Ähnlich verhielt es sich laut Selmayr in der Wirtschafts- und Finanzkrise 2008; die Europäische Kommission hatte bislang nur makroökonomische Analysen erstellt, doch „plötzlich war ein Team in Griechenland gefragt, das in nationale Bücher schaute“ – für die Europäische Kommission bis dato undenkbar, sich in nationalstaatliche Angelegenheiten einzumischen. Andererseits habe Italien kürzlich einen sehr guten Wiederaufbauplan erstellt, um Gelder aus EU-Töpfen zu lukrieren, dem die Kommission großen Respekt zollte. Auch das zeige, wie vorteilhaft die Zusammenarbeit für alle Beteiligten ist.

Interessant sei auch, dass das Instrument der Kurzarbeit nur in Österreich und Deutschland bekannt gewesen sei, jetzt aber in 19 Mitgliedstaaten zur Krisenbekämpfung verwendet werde. Und es geht laut Selmayr auch nicht darum, ob Österreich ein „kleiner Mitgliedstaat ist, sondern darum, wie vernetzt sich das jeweilige Land einbringt“. Zudem sei Johannes Hahn, nicht nur Budget-Kommissar, sondern auch jener Kommissar, der über das aktuelle Budget hinaus weitere Finanzmittel erschließt, indem er demnächst Anleihen an den Kapitalmärkten aufnehmen werde.

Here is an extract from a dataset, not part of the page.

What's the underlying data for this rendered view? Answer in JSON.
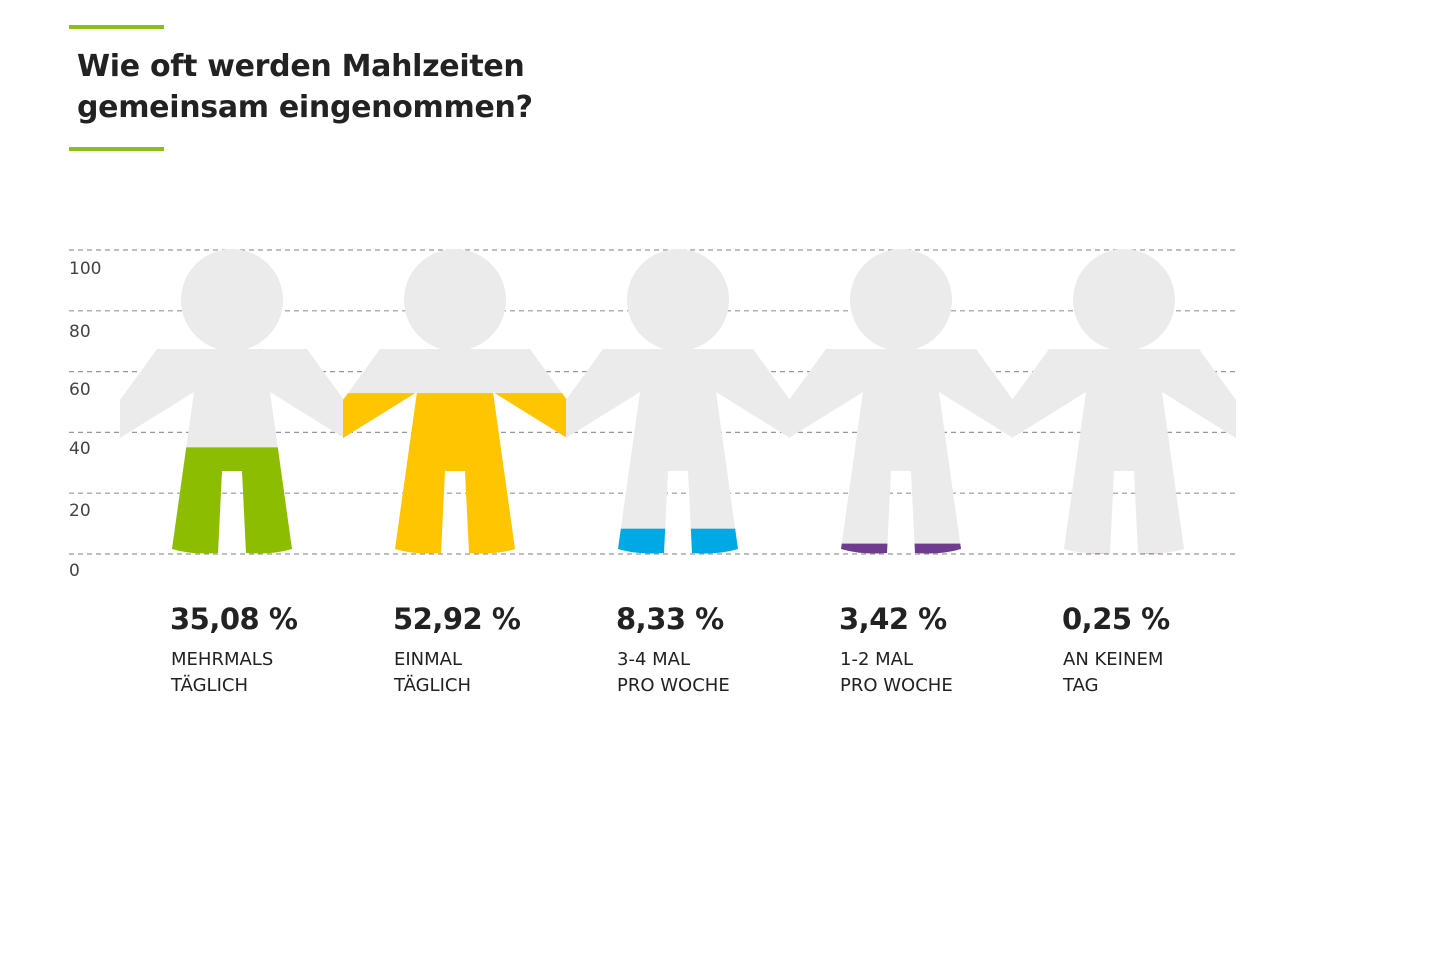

Selmayr zeigte sich im Gespräch als glühender Europäer: „Europa ist zwar nicht immer so schnell, wie eine Autokratie, aber in China sei man schneller im Gefängnis.“ Seine freie Meinung äußern zu können, sei ein hoher Wert, betonte Selmayr. Auf seiner aktuellen Rad-Tour durch Bundesländer und Regionen Österreichs spreche er mit Bürgerinnen und Bürgern über Nachhaltigkeit, Klimaschutz und etwa NachbarInnen. Gedanken über institutionelle Reformen sind aus seiner Sicht erst wieder vor den nächsten EU-Wahlen interessant.

Fragen über den digitalen Euro, gemeinsamen Grenzschutz und Migration, über die aktuelle „Konferenz über die Zukunft Europas“ und ein digitales Covid-Zertifikat, das erstmals eine gemeinsame digitale Schnittschnelle bilde, rundeten das Gespräch ab.

FIV-Präsident Erich Hechnter bedankte sich für den „äußerst spannenden internationalen Abend“, betonte die Wichtigkeit von Demokratie und stellte abschließend fest, dass der heutige Abend einmal mehr gezeigt habe, wie wichtig der Austausch auf allen Ebenen ist.